Über das Verhältnis der maximal zwölfmonatigen Förderungsdauer zur Dauer der nur vorläufigen bis zur endgültigen Zulassung, also zur Frage, ob die Zwölf-Monats-Frist auch für den Eintritt der Voraussetzung für den Rückforderungsvorbehalt gilt, hat es im Verwaltungsvollzug unterschiedliche Auffassungen gegeben. So wurde vereinzelt vertreten, dass der Rückforderungsvorbehalt für die während des noch nicht abgeschlossenen Bachelorstudiums geleistete Förderung auch dann nicht greife, wenn die endgültige Zulassung erst später als maximal zwölf Monate nach der vorläufigen erfolgt, und zwar selbst dann nicht, wenn die vorläufige Zulassung zunächst mit der Folge der Exmatrikulation für den unter Vorbehalt geförderten Studiengang entfallen war. Der Gesetzeswortlaut lasse auch die Auslegung zu, dass bei nochmaliger, endgültiger Zulassung zum Masterstudium - gleich wann diese erfolgt - die Förderung für die Dauer von jedenfalls zwölf Monaten nicht mehr zurückgefordert werden könne. Mit der Neufassung von Satz 3 wird demgegenüber nunmehr ausdrücklich klargestellt, dass die unter Vorbehalt geleistete Förderung lediglich dann nicht mehr zurückgefordert wird, wenn eine endgültige Zulassung zum Masterstudium innerhalb der von der Hochschule vorgegebenen Frist, maximal jedoch binnen zwölf Monaten erfolgt."
Anders als die Bundesregierung meint, ließ § 7 Abs. 1a) Satz 3 BAföG a. F. die von ihr bezeichnete Auslegung gerade nicht zu (s. o.). Insofern erfolgt durch die Neufassung keine Klarstellung, sondern vielmehr tatsächlich eine materielle Änderung des Gesetzes. Dass es sich um eine echte Änderung handelt, wird schon an der deutlich geänderten Formulierung klar, die sich gravierend von der alten unterscheidet (s. o.); es wurde ein neuer Halbsatz mit eigenem Regelungsgehalt hinzugefügt.

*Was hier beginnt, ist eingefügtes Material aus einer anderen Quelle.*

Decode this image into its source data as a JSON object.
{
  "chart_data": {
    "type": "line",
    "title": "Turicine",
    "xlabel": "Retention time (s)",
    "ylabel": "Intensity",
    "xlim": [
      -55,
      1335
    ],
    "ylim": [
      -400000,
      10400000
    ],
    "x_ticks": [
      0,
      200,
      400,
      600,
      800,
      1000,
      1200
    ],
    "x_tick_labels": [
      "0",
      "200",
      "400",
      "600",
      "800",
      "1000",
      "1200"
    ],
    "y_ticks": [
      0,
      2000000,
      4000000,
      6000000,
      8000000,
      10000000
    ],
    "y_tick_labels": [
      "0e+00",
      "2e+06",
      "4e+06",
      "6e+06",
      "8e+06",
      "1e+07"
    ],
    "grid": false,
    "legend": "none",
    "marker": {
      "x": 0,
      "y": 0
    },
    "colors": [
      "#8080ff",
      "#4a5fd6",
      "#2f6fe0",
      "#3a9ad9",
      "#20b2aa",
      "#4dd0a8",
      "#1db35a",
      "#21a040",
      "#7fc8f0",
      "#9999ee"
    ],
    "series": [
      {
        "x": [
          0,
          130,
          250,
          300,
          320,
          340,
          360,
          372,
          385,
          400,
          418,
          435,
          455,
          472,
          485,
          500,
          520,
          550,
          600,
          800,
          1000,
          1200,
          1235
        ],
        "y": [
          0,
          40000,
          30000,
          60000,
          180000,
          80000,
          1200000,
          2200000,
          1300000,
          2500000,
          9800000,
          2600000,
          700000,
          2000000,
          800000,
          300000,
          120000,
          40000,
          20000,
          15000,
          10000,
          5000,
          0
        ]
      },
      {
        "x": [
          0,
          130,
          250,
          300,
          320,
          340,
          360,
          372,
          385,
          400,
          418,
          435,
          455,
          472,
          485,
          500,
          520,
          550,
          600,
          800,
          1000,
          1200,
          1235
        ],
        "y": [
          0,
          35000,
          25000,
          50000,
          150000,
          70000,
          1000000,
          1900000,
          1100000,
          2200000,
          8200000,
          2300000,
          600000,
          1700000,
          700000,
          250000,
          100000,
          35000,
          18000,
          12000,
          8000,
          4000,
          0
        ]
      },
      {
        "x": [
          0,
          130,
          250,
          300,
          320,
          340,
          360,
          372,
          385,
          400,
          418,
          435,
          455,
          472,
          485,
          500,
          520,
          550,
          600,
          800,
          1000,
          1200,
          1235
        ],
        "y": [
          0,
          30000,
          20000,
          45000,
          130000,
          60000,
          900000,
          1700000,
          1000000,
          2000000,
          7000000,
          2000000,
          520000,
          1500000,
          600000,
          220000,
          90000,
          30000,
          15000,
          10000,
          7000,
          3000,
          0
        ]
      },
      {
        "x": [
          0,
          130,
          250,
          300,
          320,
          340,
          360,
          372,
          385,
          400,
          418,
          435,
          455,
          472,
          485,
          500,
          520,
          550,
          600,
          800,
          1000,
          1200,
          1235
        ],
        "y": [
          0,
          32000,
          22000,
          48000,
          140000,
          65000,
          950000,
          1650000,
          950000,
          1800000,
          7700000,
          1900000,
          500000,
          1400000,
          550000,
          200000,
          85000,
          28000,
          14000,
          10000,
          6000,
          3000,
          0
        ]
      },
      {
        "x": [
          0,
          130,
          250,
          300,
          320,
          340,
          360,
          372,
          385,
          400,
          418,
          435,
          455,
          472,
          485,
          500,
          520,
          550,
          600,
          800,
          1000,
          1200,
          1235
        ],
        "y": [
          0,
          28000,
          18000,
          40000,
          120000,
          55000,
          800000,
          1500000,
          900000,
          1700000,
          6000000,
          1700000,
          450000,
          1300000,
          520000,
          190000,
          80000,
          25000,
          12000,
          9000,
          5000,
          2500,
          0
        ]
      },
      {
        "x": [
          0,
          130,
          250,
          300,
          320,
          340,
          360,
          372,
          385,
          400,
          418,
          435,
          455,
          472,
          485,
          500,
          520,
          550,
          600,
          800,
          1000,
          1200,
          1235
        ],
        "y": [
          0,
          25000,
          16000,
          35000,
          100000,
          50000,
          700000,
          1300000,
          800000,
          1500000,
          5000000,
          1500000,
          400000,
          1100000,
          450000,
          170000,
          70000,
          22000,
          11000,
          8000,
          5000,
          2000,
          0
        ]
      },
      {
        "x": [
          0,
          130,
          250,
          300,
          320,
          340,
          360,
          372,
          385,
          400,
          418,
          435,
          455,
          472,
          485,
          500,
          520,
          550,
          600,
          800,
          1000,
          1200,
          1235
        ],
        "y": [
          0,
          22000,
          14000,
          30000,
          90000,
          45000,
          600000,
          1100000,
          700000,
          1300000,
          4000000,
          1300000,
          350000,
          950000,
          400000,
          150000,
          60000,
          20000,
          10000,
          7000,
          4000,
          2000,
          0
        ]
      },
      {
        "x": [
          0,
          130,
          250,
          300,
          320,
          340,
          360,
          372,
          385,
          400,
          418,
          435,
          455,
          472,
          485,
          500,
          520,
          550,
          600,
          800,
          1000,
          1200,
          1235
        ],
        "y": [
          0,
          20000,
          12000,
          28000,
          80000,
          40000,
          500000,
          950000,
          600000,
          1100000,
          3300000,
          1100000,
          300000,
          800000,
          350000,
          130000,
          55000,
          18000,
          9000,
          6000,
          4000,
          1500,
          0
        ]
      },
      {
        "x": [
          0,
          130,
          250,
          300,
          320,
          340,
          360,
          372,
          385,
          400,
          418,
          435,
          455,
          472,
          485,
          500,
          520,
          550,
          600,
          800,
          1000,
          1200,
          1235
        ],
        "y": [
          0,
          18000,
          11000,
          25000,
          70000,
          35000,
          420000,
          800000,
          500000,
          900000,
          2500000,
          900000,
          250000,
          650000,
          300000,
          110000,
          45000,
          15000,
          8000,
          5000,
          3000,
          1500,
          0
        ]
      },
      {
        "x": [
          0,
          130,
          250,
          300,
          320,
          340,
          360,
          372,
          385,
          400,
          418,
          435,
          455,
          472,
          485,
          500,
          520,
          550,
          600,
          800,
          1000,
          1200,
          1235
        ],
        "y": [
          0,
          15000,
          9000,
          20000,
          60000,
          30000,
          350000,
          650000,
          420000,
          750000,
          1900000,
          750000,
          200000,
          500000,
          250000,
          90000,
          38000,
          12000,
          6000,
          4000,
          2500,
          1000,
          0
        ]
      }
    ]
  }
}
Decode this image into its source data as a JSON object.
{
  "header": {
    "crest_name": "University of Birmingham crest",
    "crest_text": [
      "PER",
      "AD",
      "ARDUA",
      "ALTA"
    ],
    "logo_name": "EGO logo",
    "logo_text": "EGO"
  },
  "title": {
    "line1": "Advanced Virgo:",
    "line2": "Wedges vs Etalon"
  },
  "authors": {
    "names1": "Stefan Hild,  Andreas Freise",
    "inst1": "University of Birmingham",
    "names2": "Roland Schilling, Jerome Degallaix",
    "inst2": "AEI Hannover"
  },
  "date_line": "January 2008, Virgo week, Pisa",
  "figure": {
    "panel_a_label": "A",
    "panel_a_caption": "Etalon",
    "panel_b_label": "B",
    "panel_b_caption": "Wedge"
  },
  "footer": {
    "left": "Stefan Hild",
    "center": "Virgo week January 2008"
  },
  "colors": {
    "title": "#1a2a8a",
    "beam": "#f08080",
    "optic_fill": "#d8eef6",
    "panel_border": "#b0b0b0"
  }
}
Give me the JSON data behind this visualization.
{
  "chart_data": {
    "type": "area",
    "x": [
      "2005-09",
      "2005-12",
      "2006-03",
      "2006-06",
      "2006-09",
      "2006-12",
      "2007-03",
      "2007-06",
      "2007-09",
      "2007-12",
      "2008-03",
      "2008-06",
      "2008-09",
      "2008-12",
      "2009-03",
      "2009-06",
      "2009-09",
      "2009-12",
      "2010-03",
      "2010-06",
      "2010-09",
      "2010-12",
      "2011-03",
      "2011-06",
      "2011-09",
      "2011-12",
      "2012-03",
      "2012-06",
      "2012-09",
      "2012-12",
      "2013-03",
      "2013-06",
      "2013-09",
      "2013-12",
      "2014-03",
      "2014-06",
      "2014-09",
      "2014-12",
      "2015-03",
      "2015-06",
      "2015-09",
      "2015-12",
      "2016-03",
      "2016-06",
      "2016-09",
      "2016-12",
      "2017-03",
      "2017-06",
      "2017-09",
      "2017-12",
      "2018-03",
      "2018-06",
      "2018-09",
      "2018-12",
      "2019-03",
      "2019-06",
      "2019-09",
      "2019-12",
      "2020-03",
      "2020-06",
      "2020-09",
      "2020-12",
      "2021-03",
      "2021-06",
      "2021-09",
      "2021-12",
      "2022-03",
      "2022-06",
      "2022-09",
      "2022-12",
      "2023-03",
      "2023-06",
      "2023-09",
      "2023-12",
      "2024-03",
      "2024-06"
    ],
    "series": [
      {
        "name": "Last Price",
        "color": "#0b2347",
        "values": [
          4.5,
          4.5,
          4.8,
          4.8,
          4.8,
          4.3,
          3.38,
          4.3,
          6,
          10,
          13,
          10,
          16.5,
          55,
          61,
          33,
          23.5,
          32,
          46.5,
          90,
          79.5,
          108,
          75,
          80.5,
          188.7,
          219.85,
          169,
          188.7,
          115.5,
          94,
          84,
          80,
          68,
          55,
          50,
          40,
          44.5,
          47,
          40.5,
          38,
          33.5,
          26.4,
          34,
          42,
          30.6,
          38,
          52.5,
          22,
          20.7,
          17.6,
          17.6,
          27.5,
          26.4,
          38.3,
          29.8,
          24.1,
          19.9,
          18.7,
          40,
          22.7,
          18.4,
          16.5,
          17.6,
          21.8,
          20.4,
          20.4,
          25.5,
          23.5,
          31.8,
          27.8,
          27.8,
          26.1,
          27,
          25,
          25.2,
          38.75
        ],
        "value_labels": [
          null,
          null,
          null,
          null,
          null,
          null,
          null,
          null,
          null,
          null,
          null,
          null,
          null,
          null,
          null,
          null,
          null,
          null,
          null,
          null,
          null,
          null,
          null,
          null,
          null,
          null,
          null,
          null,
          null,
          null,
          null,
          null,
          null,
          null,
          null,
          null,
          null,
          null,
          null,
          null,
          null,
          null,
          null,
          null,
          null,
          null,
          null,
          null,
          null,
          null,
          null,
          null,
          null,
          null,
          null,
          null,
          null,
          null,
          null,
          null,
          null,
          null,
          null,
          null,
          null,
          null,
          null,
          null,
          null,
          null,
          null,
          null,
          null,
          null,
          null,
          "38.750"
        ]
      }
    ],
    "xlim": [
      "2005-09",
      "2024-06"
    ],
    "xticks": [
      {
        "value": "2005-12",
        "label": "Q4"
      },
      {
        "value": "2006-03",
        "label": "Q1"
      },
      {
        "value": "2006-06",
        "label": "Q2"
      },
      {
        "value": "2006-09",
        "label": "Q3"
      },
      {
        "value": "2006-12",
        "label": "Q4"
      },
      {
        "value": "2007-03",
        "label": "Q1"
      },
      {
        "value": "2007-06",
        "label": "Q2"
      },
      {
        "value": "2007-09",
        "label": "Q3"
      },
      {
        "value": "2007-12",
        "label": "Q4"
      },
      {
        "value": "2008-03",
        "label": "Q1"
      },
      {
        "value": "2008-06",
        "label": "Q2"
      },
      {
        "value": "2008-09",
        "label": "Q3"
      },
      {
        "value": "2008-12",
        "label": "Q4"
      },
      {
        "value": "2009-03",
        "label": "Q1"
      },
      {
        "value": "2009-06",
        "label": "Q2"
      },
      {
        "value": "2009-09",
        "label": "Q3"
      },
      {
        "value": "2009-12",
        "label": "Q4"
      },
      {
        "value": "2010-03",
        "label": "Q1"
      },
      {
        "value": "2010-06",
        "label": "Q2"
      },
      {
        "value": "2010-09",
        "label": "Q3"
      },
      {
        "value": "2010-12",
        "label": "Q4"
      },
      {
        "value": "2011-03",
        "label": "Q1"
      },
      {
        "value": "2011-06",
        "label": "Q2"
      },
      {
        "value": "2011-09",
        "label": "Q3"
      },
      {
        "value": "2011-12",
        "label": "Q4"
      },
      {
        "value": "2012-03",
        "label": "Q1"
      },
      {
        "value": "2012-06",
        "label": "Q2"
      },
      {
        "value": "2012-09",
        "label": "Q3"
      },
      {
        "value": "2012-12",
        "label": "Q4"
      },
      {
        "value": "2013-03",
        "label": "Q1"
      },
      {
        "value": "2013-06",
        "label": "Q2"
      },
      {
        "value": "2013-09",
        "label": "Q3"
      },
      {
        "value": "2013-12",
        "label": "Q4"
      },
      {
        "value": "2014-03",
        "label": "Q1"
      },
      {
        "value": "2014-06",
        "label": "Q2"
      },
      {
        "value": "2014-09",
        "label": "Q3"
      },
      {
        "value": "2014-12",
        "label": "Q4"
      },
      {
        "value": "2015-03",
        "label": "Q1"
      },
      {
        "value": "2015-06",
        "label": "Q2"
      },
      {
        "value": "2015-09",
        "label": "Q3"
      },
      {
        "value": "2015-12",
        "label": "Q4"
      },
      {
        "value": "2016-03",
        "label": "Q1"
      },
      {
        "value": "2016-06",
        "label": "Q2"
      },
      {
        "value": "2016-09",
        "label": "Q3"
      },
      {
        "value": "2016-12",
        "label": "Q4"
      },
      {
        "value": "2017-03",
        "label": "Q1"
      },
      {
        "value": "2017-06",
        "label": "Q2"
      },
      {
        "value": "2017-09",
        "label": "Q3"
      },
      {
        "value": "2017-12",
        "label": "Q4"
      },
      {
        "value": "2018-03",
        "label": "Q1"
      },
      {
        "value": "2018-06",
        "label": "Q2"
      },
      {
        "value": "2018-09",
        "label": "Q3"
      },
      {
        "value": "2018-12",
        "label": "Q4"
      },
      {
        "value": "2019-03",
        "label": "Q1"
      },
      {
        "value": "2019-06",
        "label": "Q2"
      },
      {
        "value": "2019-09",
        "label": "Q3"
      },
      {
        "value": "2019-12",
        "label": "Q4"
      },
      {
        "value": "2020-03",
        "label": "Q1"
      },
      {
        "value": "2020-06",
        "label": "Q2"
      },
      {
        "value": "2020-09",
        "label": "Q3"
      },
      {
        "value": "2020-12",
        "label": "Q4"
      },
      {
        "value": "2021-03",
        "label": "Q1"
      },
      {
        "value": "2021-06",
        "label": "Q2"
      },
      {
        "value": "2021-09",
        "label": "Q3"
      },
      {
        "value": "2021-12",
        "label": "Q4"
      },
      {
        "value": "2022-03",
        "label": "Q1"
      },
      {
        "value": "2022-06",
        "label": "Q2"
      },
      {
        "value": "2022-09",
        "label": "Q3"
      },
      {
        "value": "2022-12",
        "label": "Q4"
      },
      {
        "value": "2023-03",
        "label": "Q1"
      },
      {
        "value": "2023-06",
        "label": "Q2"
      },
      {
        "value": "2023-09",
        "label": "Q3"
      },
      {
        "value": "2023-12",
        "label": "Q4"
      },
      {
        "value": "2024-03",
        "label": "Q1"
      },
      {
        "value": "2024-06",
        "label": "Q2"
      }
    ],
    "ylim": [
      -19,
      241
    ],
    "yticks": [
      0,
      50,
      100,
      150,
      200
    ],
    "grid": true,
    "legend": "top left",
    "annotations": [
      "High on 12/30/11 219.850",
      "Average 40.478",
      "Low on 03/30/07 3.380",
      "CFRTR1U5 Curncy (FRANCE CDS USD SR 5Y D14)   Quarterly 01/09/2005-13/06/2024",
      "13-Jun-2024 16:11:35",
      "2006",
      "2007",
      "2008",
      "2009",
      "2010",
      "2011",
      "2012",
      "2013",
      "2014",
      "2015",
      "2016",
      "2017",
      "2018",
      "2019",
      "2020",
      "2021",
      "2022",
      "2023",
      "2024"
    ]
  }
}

e) Selbst wenn man all dies anders sehen wollte, müsste § 7 Abs. 1a) Satz 3 BAföG a. F. verfassungskonform dahingehend ausgelegt werden, dass eine Rückforderung nicht in Fällen erfolgt, in denen die/der Auszubildende kein Verschulden an einer verspäteten endgültigen Zulassung trägt, sondern die Gründe vielmehr allein aus der Sphäre der Hochschule stammen (in Bezug auf die neue Fassung bedürfte es insoweit einer teleologischen Reduktion). Es wäre eine nicht mit Artikel 3 GG vereinbare Rechtslage, wenn Auszubildende, die aus allein hochschulinternen Gründen verspätet ihren Bachelorabschluss erhalten, eine Schlechterstellung gegenüber solchen erführen, bei denen dies nicht der Fall ist. Eine Rechtsauslegung im Sinne der Beklagten könnte sogar in Einzelfällen zur Folge haben, dass Auszubildende, die alle Prüfungen im ersten Versuch bestehen und aufgrund eines Fehlers der Hochschule zu spät endgültig zum Masterstudium zugelassen würden, schlechter gestellt wären als solche, die mehrere Wiederholungsprüfungen benötigen und die endgültige Zulassung innerhalb der Zwölfmonatsfrist erhielten. Auch aus dem Gesetzesentwurf der Bundesregierung vom 2. Mai 2022 lässt sich erkennen, dass sich der Gesetzgeber der möglichen verspäteten endgültigen Zulassung aus Gründen, die die Auszubildenden nicht zu vertreten haben, in keiner Weise bewusst war.
2.)
Eine andere Norm, welche die Rückforderung stützen könnte, ist weder ersichtlich noch von der Beklagten vorgetragen.
II.
Die Kostenentscheidung folgt aus §§ 154 Abs. 1, 188 Satz 2 VwGO. Die Entscheidung über die vorläufige Vollstreckbarkeit beruht auf § 167 VwGO in Verbindung mit § 708 Nr. 11 und § 711 Satz 1 und 2 ZPO.